Other tricks of the bookselling and publishing trades are revealed through the books themselves. The early 19th century was a time of transition between retail bookbindings (added to some copies of an edition at the bookseller’s direction) and uniform publisher’s bindings (placed on most or all copies at the publisher’s direction). Recently we acquired a very unusual hybrid on a copy of Robert Bloomfield’s Wild flowers; or, pastoral and local poetry (London, 1806). The London bookseller James Asperne obtained some copies for stock, then had them bound in a retail binding of paper-covered boards. The front cover, however, consists of a large printed advertisement for his business. Nearly 40 years later, the New York publishers Harper & Brothers creatively addressed the perennial problem of how to move slow-selling titles out of the warehouse. Their solution was to bind unsold sheets, not in boards or cloth, but in inexpensive printed paper covers, and to market these titles for 25 cents each in a “Pocket Editions of Select Novels” series. Our newly acquired copy of James K. Paulding’s Westward ho! consists of the original first edition sheets, dated 1832 on the title page, reissued in paper covers dated 1845.
Our Clifton Waller Barrett Library of American Literature is world renowned for the extent and quality of its literary manuscripts and related correspondence. Two new additions help to illuminate different aspects of the late 19th-century publication process. In 1894 author Frank R. Stockton—perhaps best known for “The Lady, or the Tiger,” submitted the typescript of a science fiction story, “The Magic Egg,” to The Century Magazine. At editor Richard Watson Gilder’s urging, Stockton tightened up the original, ambiguous ending. The original typescript we acquired includes both endings as well as numerous other editorial revisions.

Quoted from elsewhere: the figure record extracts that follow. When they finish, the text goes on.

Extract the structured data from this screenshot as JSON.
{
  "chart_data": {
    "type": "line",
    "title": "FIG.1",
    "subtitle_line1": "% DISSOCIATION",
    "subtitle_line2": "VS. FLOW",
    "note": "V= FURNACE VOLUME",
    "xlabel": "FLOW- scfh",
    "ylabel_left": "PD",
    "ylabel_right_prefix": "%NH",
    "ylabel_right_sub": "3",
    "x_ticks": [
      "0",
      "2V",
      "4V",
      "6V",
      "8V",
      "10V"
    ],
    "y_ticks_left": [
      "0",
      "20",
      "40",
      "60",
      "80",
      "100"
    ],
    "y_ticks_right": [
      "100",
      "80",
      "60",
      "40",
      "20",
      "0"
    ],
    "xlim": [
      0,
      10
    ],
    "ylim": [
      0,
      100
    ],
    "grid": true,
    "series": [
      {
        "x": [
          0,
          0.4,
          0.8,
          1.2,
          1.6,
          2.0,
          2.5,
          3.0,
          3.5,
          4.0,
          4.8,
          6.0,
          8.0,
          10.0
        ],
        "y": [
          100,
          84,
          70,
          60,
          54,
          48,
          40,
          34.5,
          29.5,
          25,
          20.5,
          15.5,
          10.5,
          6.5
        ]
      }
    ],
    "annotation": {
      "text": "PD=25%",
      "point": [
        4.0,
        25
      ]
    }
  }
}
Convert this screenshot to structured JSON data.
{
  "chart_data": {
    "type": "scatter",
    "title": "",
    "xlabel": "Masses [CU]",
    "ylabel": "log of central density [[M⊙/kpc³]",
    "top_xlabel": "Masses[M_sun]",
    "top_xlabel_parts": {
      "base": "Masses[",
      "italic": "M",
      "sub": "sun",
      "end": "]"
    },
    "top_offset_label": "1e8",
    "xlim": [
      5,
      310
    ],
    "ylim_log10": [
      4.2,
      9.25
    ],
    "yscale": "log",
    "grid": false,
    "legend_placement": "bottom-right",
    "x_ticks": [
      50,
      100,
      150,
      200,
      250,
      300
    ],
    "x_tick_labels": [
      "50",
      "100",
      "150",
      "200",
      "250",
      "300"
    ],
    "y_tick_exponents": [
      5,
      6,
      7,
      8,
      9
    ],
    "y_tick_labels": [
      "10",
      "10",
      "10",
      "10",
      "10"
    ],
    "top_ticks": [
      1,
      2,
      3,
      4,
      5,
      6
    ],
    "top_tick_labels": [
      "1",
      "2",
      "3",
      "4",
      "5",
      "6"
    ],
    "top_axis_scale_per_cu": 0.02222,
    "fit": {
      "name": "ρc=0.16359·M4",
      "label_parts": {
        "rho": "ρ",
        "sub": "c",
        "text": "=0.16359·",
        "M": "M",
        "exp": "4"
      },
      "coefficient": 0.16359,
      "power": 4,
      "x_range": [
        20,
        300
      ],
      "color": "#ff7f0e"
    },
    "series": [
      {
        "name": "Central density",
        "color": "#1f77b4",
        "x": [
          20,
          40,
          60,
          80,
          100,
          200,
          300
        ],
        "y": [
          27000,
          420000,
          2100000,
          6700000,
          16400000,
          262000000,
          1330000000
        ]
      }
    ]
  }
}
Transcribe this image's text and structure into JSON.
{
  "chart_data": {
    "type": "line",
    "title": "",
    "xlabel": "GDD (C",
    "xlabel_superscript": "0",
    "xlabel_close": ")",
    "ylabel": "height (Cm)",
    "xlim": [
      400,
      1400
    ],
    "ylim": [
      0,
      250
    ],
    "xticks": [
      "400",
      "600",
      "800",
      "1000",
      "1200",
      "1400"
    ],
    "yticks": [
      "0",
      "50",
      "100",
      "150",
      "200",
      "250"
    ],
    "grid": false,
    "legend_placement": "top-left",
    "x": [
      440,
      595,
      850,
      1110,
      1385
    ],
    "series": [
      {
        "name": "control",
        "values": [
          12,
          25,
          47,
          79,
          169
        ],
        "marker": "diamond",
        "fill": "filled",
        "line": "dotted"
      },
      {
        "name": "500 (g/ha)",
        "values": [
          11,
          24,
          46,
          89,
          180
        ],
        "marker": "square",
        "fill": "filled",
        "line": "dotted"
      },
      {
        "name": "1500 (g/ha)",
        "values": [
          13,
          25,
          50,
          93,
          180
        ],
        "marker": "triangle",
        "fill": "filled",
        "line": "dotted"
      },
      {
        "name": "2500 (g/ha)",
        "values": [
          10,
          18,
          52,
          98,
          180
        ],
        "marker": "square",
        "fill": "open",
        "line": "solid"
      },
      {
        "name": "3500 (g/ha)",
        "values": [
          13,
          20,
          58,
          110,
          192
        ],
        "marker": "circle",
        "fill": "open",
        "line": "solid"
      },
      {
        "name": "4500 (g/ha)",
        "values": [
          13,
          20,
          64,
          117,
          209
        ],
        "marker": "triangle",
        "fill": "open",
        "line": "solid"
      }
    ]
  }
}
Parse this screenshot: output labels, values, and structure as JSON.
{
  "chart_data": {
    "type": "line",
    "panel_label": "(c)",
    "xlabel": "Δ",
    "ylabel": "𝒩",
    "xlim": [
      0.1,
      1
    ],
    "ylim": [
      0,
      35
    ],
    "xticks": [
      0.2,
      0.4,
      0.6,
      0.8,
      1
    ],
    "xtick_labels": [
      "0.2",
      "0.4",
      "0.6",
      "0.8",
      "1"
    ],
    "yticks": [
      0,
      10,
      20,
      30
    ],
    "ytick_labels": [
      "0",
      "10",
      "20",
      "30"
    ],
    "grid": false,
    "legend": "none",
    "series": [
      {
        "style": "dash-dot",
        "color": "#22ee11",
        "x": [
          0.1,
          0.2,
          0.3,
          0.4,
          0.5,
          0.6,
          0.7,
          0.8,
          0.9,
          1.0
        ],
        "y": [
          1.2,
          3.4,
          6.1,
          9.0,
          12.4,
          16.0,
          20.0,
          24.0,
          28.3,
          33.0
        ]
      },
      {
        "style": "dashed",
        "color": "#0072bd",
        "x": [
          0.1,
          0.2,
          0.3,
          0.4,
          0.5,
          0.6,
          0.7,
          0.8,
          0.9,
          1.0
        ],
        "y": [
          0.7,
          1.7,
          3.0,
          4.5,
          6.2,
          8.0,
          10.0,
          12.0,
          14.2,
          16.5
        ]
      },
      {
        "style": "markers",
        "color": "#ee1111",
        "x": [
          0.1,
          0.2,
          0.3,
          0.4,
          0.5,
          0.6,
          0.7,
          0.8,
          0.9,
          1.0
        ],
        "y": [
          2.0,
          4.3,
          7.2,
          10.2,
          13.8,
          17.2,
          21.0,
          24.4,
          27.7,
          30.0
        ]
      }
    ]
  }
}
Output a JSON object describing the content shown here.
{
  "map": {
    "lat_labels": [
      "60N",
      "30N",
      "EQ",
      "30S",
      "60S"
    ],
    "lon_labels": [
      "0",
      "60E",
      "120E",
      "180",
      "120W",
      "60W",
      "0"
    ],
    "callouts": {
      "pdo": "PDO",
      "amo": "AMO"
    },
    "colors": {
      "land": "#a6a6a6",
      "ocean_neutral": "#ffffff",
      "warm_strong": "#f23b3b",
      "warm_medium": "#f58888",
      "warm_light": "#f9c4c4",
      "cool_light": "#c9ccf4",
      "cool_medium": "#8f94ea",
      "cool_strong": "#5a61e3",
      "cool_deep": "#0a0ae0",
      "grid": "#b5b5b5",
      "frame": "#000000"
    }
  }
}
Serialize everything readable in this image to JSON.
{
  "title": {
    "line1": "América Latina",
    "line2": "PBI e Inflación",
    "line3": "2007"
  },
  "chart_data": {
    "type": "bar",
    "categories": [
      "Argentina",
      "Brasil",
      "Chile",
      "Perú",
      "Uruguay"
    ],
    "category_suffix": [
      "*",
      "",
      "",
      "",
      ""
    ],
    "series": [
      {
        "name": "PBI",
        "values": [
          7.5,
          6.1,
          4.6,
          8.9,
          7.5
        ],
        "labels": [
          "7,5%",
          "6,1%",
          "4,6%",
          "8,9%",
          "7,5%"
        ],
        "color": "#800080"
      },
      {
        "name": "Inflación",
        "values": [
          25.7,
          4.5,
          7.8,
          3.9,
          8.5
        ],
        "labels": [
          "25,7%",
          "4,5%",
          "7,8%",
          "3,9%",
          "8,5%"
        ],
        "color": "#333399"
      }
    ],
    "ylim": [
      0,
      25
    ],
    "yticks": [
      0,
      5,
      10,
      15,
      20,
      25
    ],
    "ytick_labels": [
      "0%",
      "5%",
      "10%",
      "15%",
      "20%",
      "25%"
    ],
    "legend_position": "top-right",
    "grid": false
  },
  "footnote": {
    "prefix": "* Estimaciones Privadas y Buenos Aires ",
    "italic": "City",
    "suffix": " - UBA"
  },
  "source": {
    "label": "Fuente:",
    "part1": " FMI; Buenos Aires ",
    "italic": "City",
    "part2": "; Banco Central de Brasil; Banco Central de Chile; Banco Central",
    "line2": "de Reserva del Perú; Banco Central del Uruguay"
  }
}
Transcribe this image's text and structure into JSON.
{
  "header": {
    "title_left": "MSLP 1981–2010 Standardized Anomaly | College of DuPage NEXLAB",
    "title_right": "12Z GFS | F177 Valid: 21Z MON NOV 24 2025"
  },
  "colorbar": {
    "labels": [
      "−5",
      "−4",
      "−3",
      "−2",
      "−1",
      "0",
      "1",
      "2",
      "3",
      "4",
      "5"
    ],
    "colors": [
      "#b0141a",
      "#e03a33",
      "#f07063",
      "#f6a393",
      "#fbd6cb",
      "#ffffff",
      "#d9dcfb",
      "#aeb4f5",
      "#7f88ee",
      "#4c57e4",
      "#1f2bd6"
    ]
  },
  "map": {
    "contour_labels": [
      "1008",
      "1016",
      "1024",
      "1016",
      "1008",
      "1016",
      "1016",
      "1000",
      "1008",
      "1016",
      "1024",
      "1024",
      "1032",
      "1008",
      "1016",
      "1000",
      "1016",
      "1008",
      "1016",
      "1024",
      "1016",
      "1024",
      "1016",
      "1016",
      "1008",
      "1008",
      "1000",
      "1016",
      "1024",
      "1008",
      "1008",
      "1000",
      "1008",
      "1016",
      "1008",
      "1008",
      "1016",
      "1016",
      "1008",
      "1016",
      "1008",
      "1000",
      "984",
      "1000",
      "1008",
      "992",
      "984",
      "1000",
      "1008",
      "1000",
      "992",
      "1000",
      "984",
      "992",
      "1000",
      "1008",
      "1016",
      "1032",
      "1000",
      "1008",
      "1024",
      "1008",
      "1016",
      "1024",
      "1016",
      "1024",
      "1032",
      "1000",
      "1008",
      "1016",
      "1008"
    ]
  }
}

Francis W. Doughty (1850-1917) was a prolific author of “dime novel” detective fiction as well as early science fiction tales. For the Barrett Library we have acquired a series of letters from 1892 detailing Doughty’s negotiations with the American News Company—a powerful distributor of popular, mass market fiction—concerning his science fiction/lost race novel, Mirrikh, or, a woman from Mars. Doughty’s agent, Sinclair Tousey, provided regular updates on the number of copies ordered, marketing plans, and efforts to obtain reviews in influential newspapers.